Digitalisierung: schnellere Entwicklung und Herstellung neuer Impfstoffe
Mit digitalen Zwillingen lassen sich nun Daten erfassen, um genau zu verstehen, was während der Impfstoffproduktion in Echtzeit passiert und wie sich die Abläufe weiter optimieren lassen. Sie ermöglichen nicht nur eine Überwachung komplexer Prozesse, sondern auch Vorhersagen, wie sich Veränderungen auf die Prozesse auswirken würden.
Die zunehmende Digitalisierung beschleunigt somit die Prozesse bei GSK. Im nächsten Schritt möchte GSK gemeinsam mit Siemens seine Vision unterstützen, neue digitale Zwillinge für den gesamten Entwicklungsprozess für neue Impfstoffe zu etablieren und einzuführen. So werden die digitalen Zwillinge von Produkt, Produktion und Performance miteinander verknüpft.
Mai 2021
GSK Vaccines bietet ein breites Portfolio und eine innovative Pipeline von Impfstoffen zum Schutz von Menschen jeden Alters. Mit den Impfstoffen des Unternehmens werden heute einige der weltweit verheerendsten Krankheiten bekämpft, darunter Pneumokokkeninfektionen, Meningitis, Hepatitis, Rotavirus, Keuchhusten und Grippe. GSK Vaccines liefert täglich rund 2 Millionen Impfstoffdosen für Menschen in über 160 Ländern.
ATOS ist ein weltweit führender Anbieter für die digitale Transformation mit 110.000 Mitarbeitern in 73 Ländern und einem Jahresumsatz von 12 Milliarden Euro. Als europäischer Marktführer für Cloud, Cybersecurity und High Performance Computing bietet die Atos Gruppe ganzheitliche Lösungen für Orchestrated Hybrid Cloud, Big Data, Business-Anwendungen und Digital Workplace.

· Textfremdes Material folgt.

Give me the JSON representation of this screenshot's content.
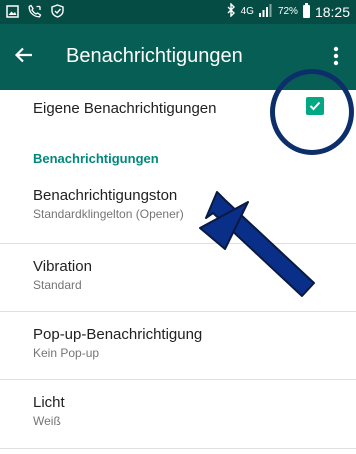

Mit Hilfe des digitalen Zwillings, einer virtuellen Darstellung der realen Abläufe, lassen sich einzelne Stufen im Prozess testen und von Beginn an wichtige Erkenntnisse in einer virtuellen Umgebung gewinnen. Dadurch können Impfstoffe schneller entwickelt und stets mit den bestmöglichen Informationen hergestellt werden. Dies trägt auch zu einer zuverlässigen Impfstoffversorgung bei. Die bei den Echtläufen gewonnenen Daten werden durch maschinelles Lernen in die Modelle ‒ das „Gehirn“ des digitalen Zwillings ‒ zurückgeführt und helfen so, nicht nur den digitalen Zwilling, sondern auch die Produkte und Prozesse von Anfang an zu optimieren.